The development comes at a pivotal time in diabetes research. Last month, Vertex reported that its stem-cell-derived cell therapy candidate, VX-880, restored the function of insulin-producing islets in one patient in an ongoing clinical trial. The results were so compelling that RBC analysts declared the cell therapy to be a “game-changing off-the-shelf approach.”
Still, Vertex’s therapy is in a phase 1/2 trial, meaning it could take years to reach the market.
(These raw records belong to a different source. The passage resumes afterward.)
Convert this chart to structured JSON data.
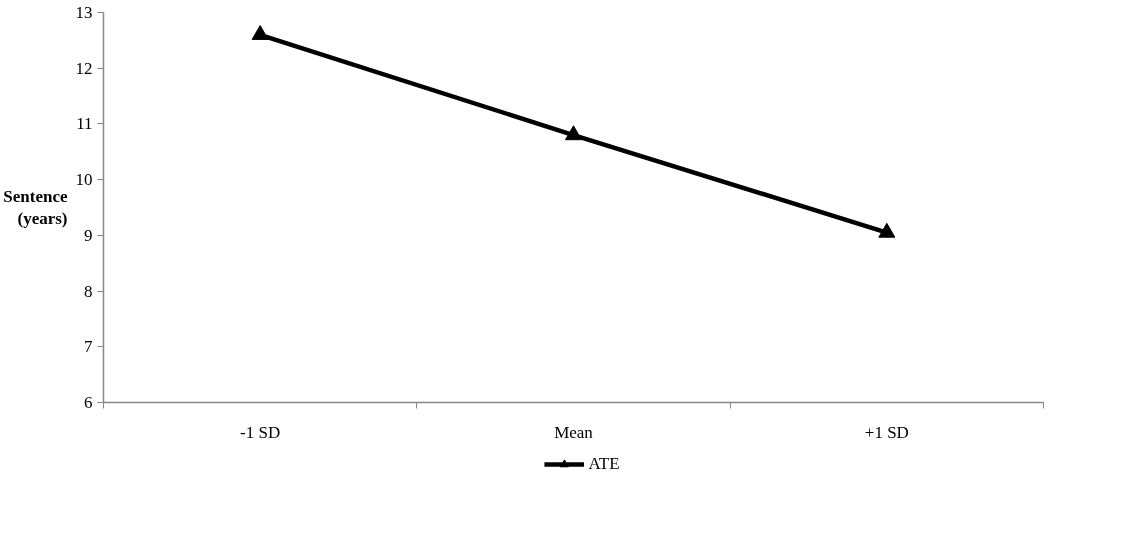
{
  "chart_data": {
    "type": "line",
    "ylabel": "Sentence (years)",
    "categories": [
      "-1 SD",
      "Mean",
      "+1 SD"
    ],
    "series": [
      {
        "name": "ATE",
        "color": "#000000",
        "values": [
          12.6,
          10.8,
          9.05
        ]
      }
    ],
    "ylim": [
      6,
      13
    ],
    "yticks": [
      6,
      7,
      8,
      9,
      10,
      11,
      12,
      13
    ],
    "marker": "triangle",
    "line_style": "solid",
    "legend": "bottom",
    "grid": false
  }
}
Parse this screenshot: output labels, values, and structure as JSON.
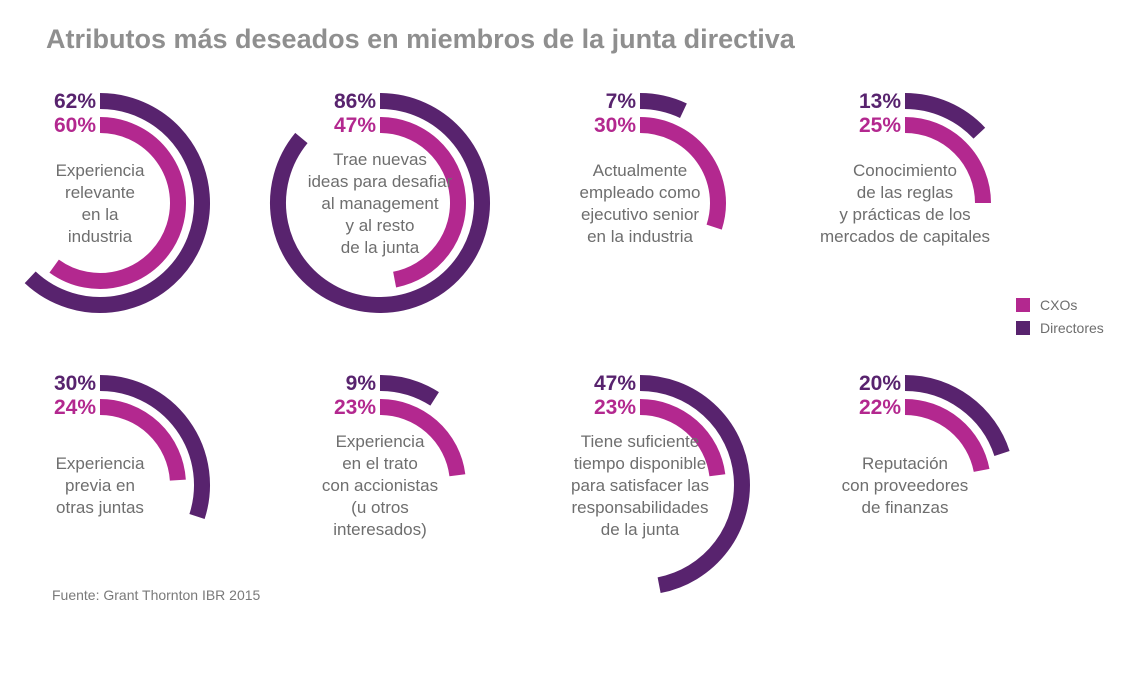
{
  "title": "Atributos más deseados en miembros de la junta directiva",
  "source": "Fuente: Grant Thornton IBR 2015",
  "colors": {
    "cxo": "#b3288f",
    "directores": "#58236e"
  },
  "chart_data": {
    "type": "radial-bar",
    "series": [
      {
        "name": "CXOs",
        "color": "#b3288f"
      },
      {
        "name": "Directores",
        "color": "#58236e"
      }
    ],
    "items": [
      {
        "lines": [
          "Experiencia",
          "relevante",
          "en la",
          "industria"
        ],
        "cxo": 60,
        "directores": 62
      },
      {
        "lines": [
          "Trae nuevas",
          "ideas para desafiar",
          "al management",
          "y al resto",
          "de la junta"
        ],
        "cxo": 47,
        "directores": 86
      },
      {
        "lines": [
          "Actualmente",
          "empleado como",
          "ejecutivo senior",
          "en la industria"
        ],
        "cxo": 30,
        "directores": 7
      },
      {
        "lines": [
          "Conocimiento",
          "de las reglas",
          "y prácticas de los",
          "mercados de capitales"
        ],
        "cxo": 25,
        "directores": 13
      },
      {
        "lines": [
          "Experiencia",
          "previa en",
          "otras juntas"
        ],
        "cxo": 24,
        "directores": 30
      },
      {
        "lines": [
          "Experiencia",
          "en el trato",
          "con accionistas",
          "(u otros",
          "interesados)"
        ],
        "cxo": 23,
        "directores": 9
      },
      {
        "lines": [
          "Tiene suficiente",
          "tiempo disponible",
          "para satisfacer las",
          "responsabilidades",
          "de la junta"
        ],
        "cxo": 23,
        "directores": 47
      },
      {
        "lines": [
          "Reputación",
          "con proveedores",
          "de finanzas"
        ],
        "cxo": 22,
        "directores": 20
      }
    ]
  }
}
So there’s still very much a need for new approaches to treating diabetes and its complications.
Among the research teams exploring new therapeutic targets for diabetes is one at the University of Utah, which reported last year that knocking out the T-cell-related protein OCA-B in mice protected them from diabetes. The University of Pittsburgh is working on a gene therapy for diabetes, as is startup Kriya, which recently raised $100 million to advance the treatment.
The next step for the NYU team is to modify and optimize RAGE229 to boost its potency. They hope to move an improved molecule into human trials soon, they said.